The SSH connection is used by the application to connect to the application server. With tunneling enabled, the application contacts the port on the local host requested by the SSH client. The SSH client then forwards the application through an encrypted tunnel to the server. The server then connects to the actual application server – usually on the same machine or in the same data center as the SSH server. Application communication is thus guaranteed, without having to modify the application or end-user workflow.

Disadvantages of SSH Tunnel

The downside is that any user who can log in to the server can enable port forwarding. This is widely used by internal IT people to log into their home machines or servers in the cloud, forwarding ports from the server back to the corporate intranet to their work machines or servers as appropriate. Hackers and malware can also use it to leave a backdoor into the internal network. It can also be used to hide the attacker’s path by attacking through multiple devices allowing uncontrolled tunnels.

To see how to configure an SSH tunnel, see this example. Tunneling is often used in conjunction with SSH key and public key authentication to fully automate the process

SSH Tunnel Security

While tunnels can be useful, as evidenced by how Aspera uses them, it should be clear that they also pose security concerns. By providing a channel that can effectively bypass normal firewall protection, it is easy for unscrupulous users to re-install unmonitored channels. Another thing to note: while the example shown uses localhost, tunnels can also be bound to public interfaces, providing another avenue of abuse.

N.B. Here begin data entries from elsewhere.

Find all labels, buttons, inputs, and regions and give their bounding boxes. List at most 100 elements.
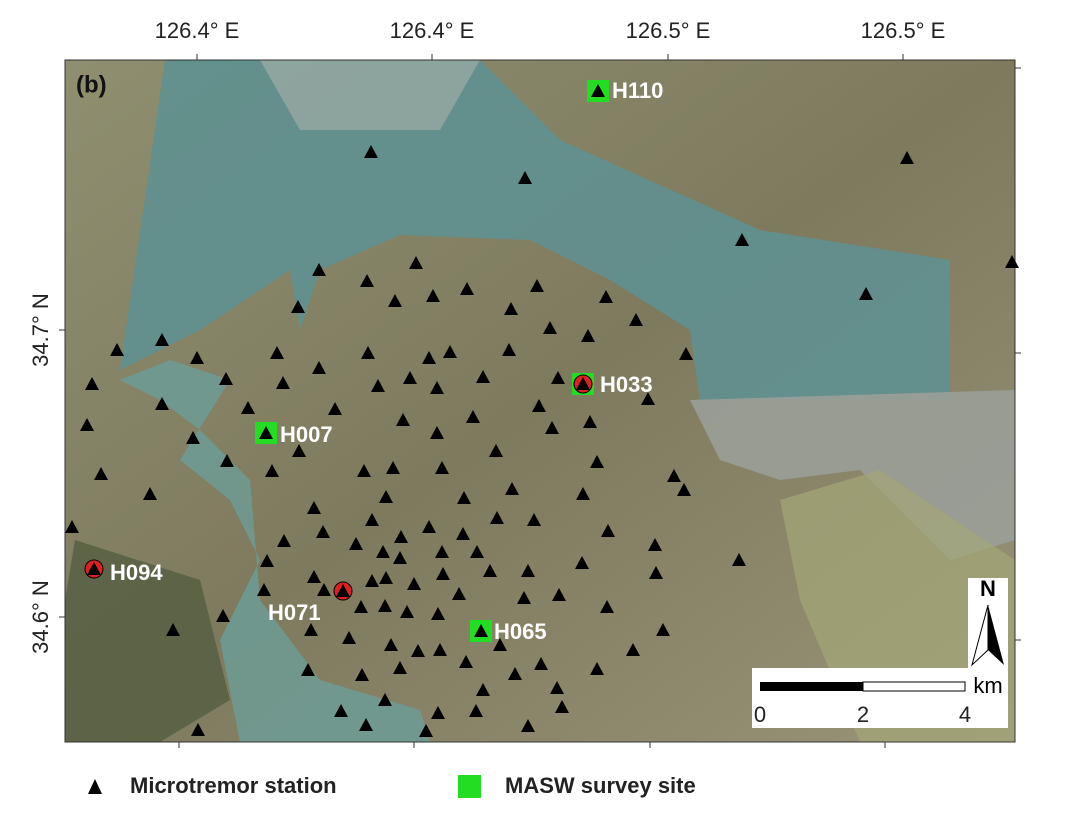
- station-triangle: [361, 346, 375, 359]
- station-triangle: [359, 718, 373, 731]
- station-triangle: [550, 681, 564, 694]
- station-triangle: [85, 377, 99, 390]
- station-triangle: [422, 351, 436, 364]
- graticule-ticks: 126.4° E 126.4° E 126.5° E 126.5° E 34.7° N 3…: [28, 18, 1021, 748]
- station-triangle: [378, 693, 392, 706]
- station-triangle: [527, 513, 541, 526]
- sites: H110 H033 H007 H094 H071 H065: [84, 78, 663, 644]
- station-triangle: [334, 704, 348, 717]
- station-triangle: [110, 343, 124, 356]
- station-triangle: [457, 491, 471, 504]
- legend-label: MASW survey site: [505, 773, 696, 798]
- station-triangle: [900, 151, 914, 164]
- station-triangle: [521, 564, 535, 577]
- station-triangle: [470, 545, 484, 558]
- scale-box: [752, 668, 1008, 728]
- station-triangle: [143, 487, 157, 500]
- station-triangle: [422, 520, 436, 533]
- station-triangle: [328, 402, 342, 415]
- station-triangle: [435, 461, 449, 474]
- north-arrow-right: [988, 605, 1004, 665]
- station-triangle: [431, 607, 445, 620]
- station-triangle: [555, 700, 569, 713]
- station-triangle: [518, 171, 532, 184]
- station-triangle: [629, 313, 643, 326]
- scale-unit: km: [973, 673, 1002, 698]
- station-triangle: [407, 577, 421, 590]
- station-triangle: [87, 562, 101, 575]
- station-triangle: [312, 361, 326, 374]
- lon-label: 126.4° E: [155, 18, 240, 43]
- station-triangle: [551, 371, 565, 384]
- station-triangle: [307, 501, 321, 514]
- station-triangle: [336, 584, 350, 597]
- station-triangle: [575, 556, 589, 569]
- legend-square: [458, 775, 481, 798]
- station-triangle: [436, 567, 450, 580]
- legend-triangle: [88, 779, 102, 794]
- station-triangle: [276, 376, 290, 389]
- station-triangle: [307, 570, 321, 583]
- station-triangle: [430, 426, 444, 439]
- station-triangle: [379, 571, 393, 584]
- scale-black: [760, 682, 863, 691]
- station-triangle: [379, 490, 393, 503]
- station-triangle: [400, 605, 414, 618]
- station-triangle: [576, 487, 590, 500]
- station-triangle: [65, 520, 79, 533]
- station-triangle: [80, 418, 94, 431]
- station-triangle: [430, 381, 444, 394]
- station-triangle: [505, 482, 519, 495]
- station-triangle: [277, 534, 291, 547]
- station-triangle: [312, 263, 326, 276]
- station-triangle: [460, 282, 474, 295]
- station-triangle: [94, 467, 108, 480]
- station-triangle: [732, 553, 746, 566]
- station-triangle: [220, 454, 234, 467]
- station-triangle: [342, 631, 356, 644]
- station-triangle: [859, 287, 873, 300]
- station-triangle: [504, 302, 518, 315]
- station-triangle: [219, 372, 233, 385]
- station-triangle: [591, 84, 605, 97]
- station-triangle: [265, 464, 279, 477]
- station-triangle: [435, 545, 449, 558]
- station-triangle: [403, 371, 417, 384]
- station-triangle: [155, 397, 169, 410]
- station-triangle: [483, 564, 497, 577]
- station-triangle: [459, 655, 473, 668]
- station-triangle: [349, 537, 363, 550]
- station-triangle: [543, 321, 557, 334]
- station-triangle: [545, 421, 559, 434]
- lon-label: 126.4° E: [390, 18, 475, 43]
- station-triangle: [583, 415, 597, 428]
- station-triangle: [534, 657, 548, 670]
- scale-bar: N km 0 2 4: [752, 576, 1008, 728]
- station-triangle: [409, 256, 423, 269]
- station-triangle: [581, 329, 595, 342]
- scale-label: 2: [857, 702, 869, 727]
- station-triangle: [270, 346, 284, 359]
- station-triangle: [186, 431, 200, 444]
- station-triangle: [521, 719, 535, 732]
- legend: Microtremor station MASW survey site: [88, 773, 696, 798]
- station-triangle: [365, 513, 379, 526]
- lat-label: 34.7° N: [28, 293, 53, 367]
- north-label: N: [980, 576, 996, 601]
- station-triangle: [241, 401, 255, 414]
- site-label: H033: [600, 372, 653, 397]
- station-triangle: [166, 623, 180, 636]
- station-triangle: [376, 545, 390, 558]
- station-triangle: [474, 624, 488, 637]
- station-triangle: [667, 469, 681, 482]
- scale-label: 0: [754, 702, 766, 727]
- basemap: [65, 60, 1015, 742]
- station-triangle: [394, 530, 408, 543]
- station-triangle: [493, 638, 507, 651]
- station-triangle: [190, 351, 204, 364]
- station-triangle: [216, 609, 230, 622]
- station-triangle: [317, 583, 331, 596]
- station-triangle: [393, 661, 407, 674]
- station-triangle: [304, 623, 318, 636]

Also read: How to Create a Free Premium SSH Account

Concepts to be used in SSH Tunnel

Loopback interface – virtual network card installed in the system with IP address 127.0.0.1. Only applications installed on the system have access to these addresses. Remote access is not possible. You can start a VPS on that interface and only have remote access from the same system or through a tunnel.

  • SMTP – application layer protocol that allows you to send e-mail. It is used to communicate between the email server and the communication between the server and the email client. SMTP uses port 25 TCP for unencrypted communication and port 587 TCP or 465 TCP (deprecated – not recommended) for encrypted (SSL) connections.
  • POP3 Protocol in the application layer is used to download new e-mail from the server to the local mail client. It is rarely used today as it has been superseded by IMAP. For unencrypted connections use port 110 TCP, for encrypted connections – port 995 TCP.
  • IMAP – a protocol similar to POP3, but with support for folders, labels, reading and managing messages and folders on the server without downloading them all to a local PC and deleting them from the server. IMAP uses port 143 TCP for unencrypted connections and port 993 TCP for encrypted connections.